Time seems infinite when we’re in the day-to-day grind, but it’s absolutely finite. I’ve been working to be more cognizant of time and how I’m spending my minutes. Especially when I think about the things I commit to.

“Always think about what you’re actually being asked to give. Because the answer is often a piece of your life, usually in exchange for something you don’t even want. Remember, that’s what time is. It’s your life, it’s your flesh and blood, that you can never get back.” – Ryan Holiday

I’ve been thinking of time in terms of things I like to do and how many more times I’ll get to do them. I’m 29 and if I live to be 79, that means I have 50 more summers. Then I think about how many of those summers I’ll be physically capable of doing the things I enjoy. It adds a good sense of urgency. It gets rid of that feeling that I have forever to do things.

I discovered the Tail End by Tim Urban and he talks about thinking of time in terms of relationships. He goes into more detail, so I recommend reading it, but here it is in a nutshell:

“I’ve been thinking about my parents, who are in their mid-60s. During my first 18 years, I spent some time with my parents during at least 90% of my days. But since heading off to college and then later moving out of Boston, I’ve probably seen them an average of only five times a year each, for an average of maybe two days each time. 10 days a year. About 3% of the days I spent with them each year of my childhood.

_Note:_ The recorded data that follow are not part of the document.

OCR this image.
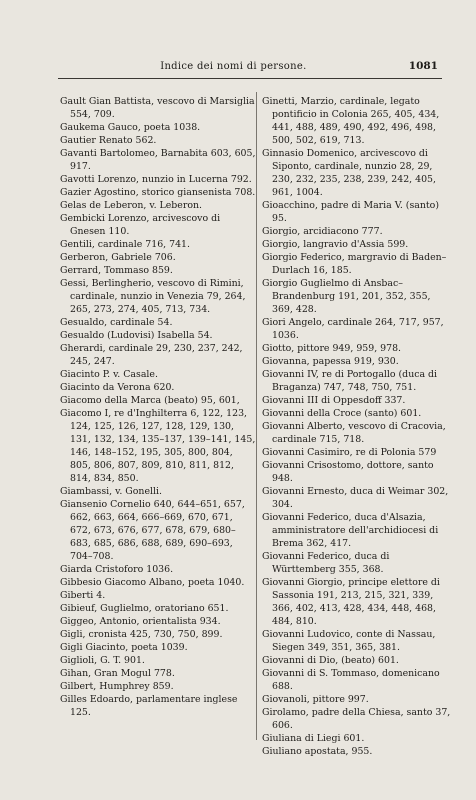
Indice dei nomi di persone.	1081

Gault Gian Battista, vescovo di Marsiglia 554, 709.

Gaukema Gauco, poeta 1038.

Gautier Renato 562.

Gavanti Bartolomeo, Barnabita 603, 605, 917.

Gavotti Lorenzo, nunzio in Lucerna 792.

Gazier Agostino, storico giansenista 708.

Gelas de Leberon, v. Leberon.

Gembicki Lorenzo, arcivescovo di Gnesen 110.

Gentili, cardinale 716, 741.

Gerberon, Gabriele 706.

Gerrard, Tommaso 859.

Gessi, Berlingherio, vescovo di Rimini, cardinale, nunzio in Venezia 79, 264, 265, 273, 274, 405, 713, 734.

Gesualdo, cardinale 54.

Gesualdo (Ludovisi) Isabella 54.

Gherardi, cardinale 29, 230, 237, 242, 245, 247.

Giacinto P. v. Casale.

Giacinto da Verona 620.

Giacomo della Marca (beato) 95, 601,

Giacomo I, re d'Inghilterra 6, 122, 123, 124, 125, 126, 127, 128, 129, 130, 131, 132, 134, 135–137, 139–141, 145, 146, 148–152, 195, 305, 800, 804, 805, 806, 807, 809, 810, 811, 812, 814, 834, 850.

Giambassi, v. Gonelli.

Giansenio Cornelio 640, 644–651, 657, 662, 663, 664, 666–669, 670, 671, 672, 673, 676, 677, 678, 679, 680–683, 685, 686, 688, 689, 690–693, 704–708.

Giarda Cristoforo 1036.

Gibbesio Giacomo Albano, poeta 1040.

Giberti 4.

Gibieuf, Guglielmo, oratoriano 651.

Giggeo, Antonio, orientalista 934.

Gigli, cronista 425, 730, 750, 899.

Gigli Giacinto, poeta 1039.

Giglioli, G. T. 901.

Gihan, Gran Mogul 778.

Gilbert, Humphrey 859.

Gilles Edoardo, parlamentare inglese 125.

Ginetti, Marzio, cardinale, legato pontificio in Colonia 265, 405, 434, 441, 488, 489, 490, 492, 496, 498, 500, 502, 619, 713.

Ginnasio Domenico, arcivescovo di Siponto, cardinale, nunzio 28, 29, 230, 232, 235, 238, 239, 242, 405, 961, 1004.

Gioacchino, padre di Maria V. (santo) 95.

Giorgio, arcidiacono 777.

Giorgio, langravio d'Assia 599.

Giorgio Federico, margravio di Baden–Durlach 16, 185.

Giorgio Guglielmo di Ansbac–Brandenburg 191, 201, 352, 355, 369, 428.

Giori Angelo, cardinale 264, 717, 957, 1036.

Giotto, pittore 949, 959, 978.

Giovanna, papessa 919, 930.

Giovanni IV, re di Portogallo (duca di Braganza) 747, 748, 750, 751.

Giovanni III di Oppesdoff 337.

Giovanni della Croce (santo) 601.

Giovanni Alberto, vescovo di Cracovia, cardinale 715, 718.

Giovanni Casimiro, re di Polonia 579

Giovanni Crisostomo, dottore, santo 948.

Giovanni Ernesto, duca di Weimar 302, 304.

Giovanni Federico, duca d'Alsazia, amministratore dell'archidiocesi di Brema 362, 417.

Giovanni Federico, duca di Württemberg 355, 368.

Giovanni Giorgio, principe elettore di Sassonia 191, 213, 215, 321, 339, 366, 402, 413, 428, 434, 448, 468, 484, 810.

Giovanni Ludovico, conte di Nassau, Siegen 349, 351, 365, 381.

Giovanni di Dio, (beato) 601.

Giovanni di S. Tommaso, domenicano 688.

Giovanoli, pittore 997.

Girolamo, padre della Chiesa, santo 37, 606.

Giuliana di Liegi 601.

Giuliano apostata, 955.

Being in their mid-60s, let’s continue to be super optimistic and say I’m one of the incredibly lucky people to have both parents alive into my 60s. That would give us about 30 more years of coexistence. If the ten days a year thing holds, that’s 300 days left to hang with mom and dad. Less time than I spent with them in any one of my 18 childhood years.

When you look at that reality, you realize that despite not being at the end of your life, you may very well be nearing the end of your time with some of the most important people in your life. If I lay out the total days I’ll ever spend with each of my parents—assuming I’m as lucky as can be—this becomes starkly clear”

This is a useful exercise. If your parents are over 79, you’re already in the bonus years. If not, here’s the equation:

79 (your parents age) X (# of times you see them per year) = How many visits you have left.

You can use this equation with any important relationship. It can make you sad or it can change how you prioritize your time.